Ethan’s review published on Letterboxd:
(35mm)
The greatest movie ever. A movie about watching movies, our relationship to the images, how they have the power to make us feel. It’s how Graham learns to empathize with the Tooth Fairy, and how Dollarhyde sees and so desperately wants to feel. How Petersen and Noonan occupy and navigate their respective spaces, it’s an impressionists’ look into two damaged psyches, where Cox’s Leckter is framed the tightest and more clearly in control of his space, where his evil can easily escape those bars and take hold. Eventually when hunter and hunted collide, it is fitting that Graham literally plunges into and crashes through Dolarhyde’s space. Mann and Spinotti’s camerawork here mirrors hero and villain with a clinical precision that, to my eye, matches the aesthetic perfection of Ridley’s Alien & Blade Runner. Every frame a goddamn painting. The way the camera glides, or captures the horizon, that dreamy blue that only exists in Michael Mann movies.
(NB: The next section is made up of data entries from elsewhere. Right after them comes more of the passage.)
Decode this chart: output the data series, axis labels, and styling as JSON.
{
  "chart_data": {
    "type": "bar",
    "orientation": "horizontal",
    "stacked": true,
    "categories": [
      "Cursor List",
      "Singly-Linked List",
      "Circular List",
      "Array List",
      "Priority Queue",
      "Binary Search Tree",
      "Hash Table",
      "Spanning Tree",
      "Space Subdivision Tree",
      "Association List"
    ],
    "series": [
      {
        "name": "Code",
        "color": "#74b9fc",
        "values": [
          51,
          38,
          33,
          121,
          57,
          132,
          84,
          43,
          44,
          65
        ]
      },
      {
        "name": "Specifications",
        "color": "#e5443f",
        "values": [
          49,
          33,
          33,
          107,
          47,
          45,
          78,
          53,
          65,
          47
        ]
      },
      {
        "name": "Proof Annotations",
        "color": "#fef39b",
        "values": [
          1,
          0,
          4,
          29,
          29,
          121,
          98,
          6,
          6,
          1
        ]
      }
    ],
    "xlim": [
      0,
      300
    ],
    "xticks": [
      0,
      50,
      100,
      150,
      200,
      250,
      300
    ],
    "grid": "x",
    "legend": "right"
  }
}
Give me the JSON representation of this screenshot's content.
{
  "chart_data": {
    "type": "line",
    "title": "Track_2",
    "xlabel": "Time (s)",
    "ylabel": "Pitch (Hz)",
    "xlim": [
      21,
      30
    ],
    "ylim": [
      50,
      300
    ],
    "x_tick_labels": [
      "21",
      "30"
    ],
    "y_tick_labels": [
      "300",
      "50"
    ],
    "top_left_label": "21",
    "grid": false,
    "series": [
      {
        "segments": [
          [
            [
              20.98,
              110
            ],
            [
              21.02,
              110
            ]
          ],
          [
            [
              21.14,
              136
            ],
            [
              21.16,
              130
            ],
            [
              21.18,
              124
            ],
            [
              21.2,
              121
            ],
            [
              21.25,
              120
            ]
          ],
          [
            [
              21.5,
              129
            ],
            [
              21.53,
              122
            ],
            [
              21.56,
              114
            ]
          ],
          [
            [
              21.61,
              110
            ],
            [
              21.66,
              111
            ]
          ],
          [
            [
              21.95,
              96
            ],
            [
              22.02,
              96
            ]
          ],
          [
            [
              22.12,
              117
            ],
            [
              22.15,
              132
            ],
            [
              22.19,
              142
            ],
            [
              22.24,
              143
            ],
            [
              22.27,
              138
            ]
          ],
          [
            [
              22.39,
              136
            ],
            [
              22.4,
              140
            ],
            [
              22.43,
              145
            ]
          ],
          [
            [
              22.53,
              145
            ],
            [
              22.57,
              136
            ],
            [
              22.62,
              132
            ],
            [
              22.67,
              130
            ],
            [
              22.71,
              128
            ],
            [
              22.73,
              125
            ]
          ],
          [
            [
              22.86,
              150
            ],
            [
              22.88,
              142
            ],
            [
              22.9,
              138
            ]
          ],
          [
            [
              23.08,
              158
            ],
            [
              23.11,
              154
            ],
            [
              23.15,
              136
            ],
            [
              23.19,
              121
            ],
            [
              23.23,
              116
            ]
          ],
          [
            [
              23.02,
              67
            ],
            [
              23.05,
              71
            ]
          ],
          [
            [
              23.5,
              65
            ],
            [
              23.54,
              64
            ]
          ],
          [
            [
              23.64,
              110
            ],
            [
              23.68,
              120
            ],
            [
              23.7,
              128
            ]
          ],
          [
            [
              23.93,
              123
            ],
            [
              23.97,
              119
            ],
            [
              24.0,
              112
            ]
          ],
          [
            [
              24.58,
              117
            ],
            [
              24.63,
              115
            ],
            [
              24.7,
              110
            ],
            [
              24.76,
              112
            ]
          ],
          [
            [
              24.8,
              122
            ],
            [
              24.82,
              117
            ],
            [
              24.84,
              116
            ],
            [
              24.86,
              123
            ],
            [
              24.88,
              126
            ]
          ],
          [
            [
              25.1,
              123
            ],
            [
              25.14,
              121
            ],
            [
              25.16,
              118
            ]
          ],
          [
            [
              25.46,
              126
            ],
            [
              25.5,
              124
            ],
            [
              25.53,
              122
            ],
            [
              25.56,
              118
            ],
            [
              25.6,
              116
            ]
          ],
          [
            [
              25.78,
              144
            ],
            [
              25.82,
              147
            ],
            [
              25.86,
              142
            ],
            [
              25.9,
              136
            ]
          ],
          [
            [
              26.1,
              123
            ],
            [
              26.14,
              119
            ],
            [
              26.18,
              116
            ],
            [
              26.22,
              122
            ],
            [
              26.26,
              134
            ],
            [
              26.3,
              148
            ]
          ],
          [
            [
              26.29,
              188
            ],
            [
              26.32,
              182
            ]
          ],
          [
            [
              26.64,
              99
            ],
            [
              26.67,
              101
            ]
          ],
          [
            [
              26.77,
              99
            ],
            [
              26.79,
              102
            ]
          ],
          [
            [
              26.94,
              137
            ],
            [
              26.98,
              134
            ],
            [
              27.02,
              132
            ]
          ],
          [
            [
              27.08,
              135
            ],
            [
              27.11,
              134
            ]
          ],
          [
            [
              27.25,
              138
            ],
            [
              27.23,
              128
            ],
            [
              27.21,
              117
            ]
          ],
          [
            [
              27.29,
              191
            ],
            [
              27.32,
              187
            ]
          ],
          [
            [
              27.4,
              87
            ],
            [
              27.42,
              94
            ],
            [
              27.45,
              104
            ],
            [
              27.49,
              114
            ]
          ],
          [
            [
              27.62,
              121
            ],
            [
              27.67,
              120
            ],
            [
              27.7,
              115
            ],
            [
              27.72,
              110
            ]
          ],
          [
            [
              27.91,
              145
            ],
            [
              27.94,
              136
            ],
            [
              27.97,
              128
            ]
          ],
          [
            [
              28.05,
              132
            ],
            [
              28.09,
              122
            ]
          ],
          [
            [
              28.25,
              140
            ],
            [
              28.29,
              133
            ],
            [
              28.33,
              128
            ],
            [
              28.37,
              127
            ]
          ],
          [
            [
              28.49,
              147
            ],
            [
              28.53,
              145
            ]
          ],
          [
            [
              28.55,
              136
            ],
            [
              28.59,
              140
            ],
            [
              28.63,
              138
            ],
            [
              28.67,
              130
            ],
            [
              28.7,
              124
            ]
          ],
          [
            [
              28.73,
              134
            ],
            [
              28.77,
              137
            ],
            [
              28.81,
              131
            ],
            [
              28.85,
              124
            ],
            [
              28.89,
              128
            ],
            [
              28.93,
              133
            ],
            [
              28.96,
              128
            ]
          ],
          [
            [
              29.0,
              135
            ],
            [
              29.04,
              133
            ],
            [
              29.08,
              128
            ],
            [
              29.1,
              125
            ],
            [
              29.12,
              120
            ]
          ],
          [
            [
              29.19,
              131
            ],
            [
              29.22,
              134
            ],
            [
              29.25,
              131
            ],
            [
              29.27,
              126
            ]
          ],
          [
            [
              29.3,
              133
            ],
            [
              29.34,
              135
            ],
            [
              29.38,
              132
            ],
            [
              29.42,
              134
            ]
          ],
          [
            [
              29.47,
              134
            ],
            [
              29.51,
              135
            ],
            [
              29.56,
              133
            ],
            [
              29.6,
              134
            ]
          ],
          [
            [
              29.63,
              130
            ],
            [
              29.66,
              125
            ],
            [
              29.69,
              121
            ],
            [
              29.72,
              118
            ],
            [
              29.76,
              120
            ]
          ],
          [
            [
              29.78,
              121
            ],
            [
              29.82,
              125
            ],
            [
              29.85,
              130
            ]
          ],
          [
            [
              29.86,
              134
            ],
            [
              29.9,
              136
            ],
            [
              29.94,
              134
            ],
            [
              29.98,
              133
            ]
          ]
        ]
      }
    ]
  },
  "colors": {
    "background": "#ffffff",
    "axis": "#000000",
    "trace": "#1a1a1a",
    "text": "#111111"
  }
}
From the moment Graham stared out into the rain, hearing Mrs. Leeds’ voice on the answering machine, and he says, “I’m sorry too.”, I had tears in my eyes till the credits ended. Cinema doesn’t get any better than the Strong As I Am sequence. Sitting front row, watching Manhunter on 35mm (QT’s personal print), I just let the sound and imagery spin me into a trance. I couldn’t keep my eyes off the screen.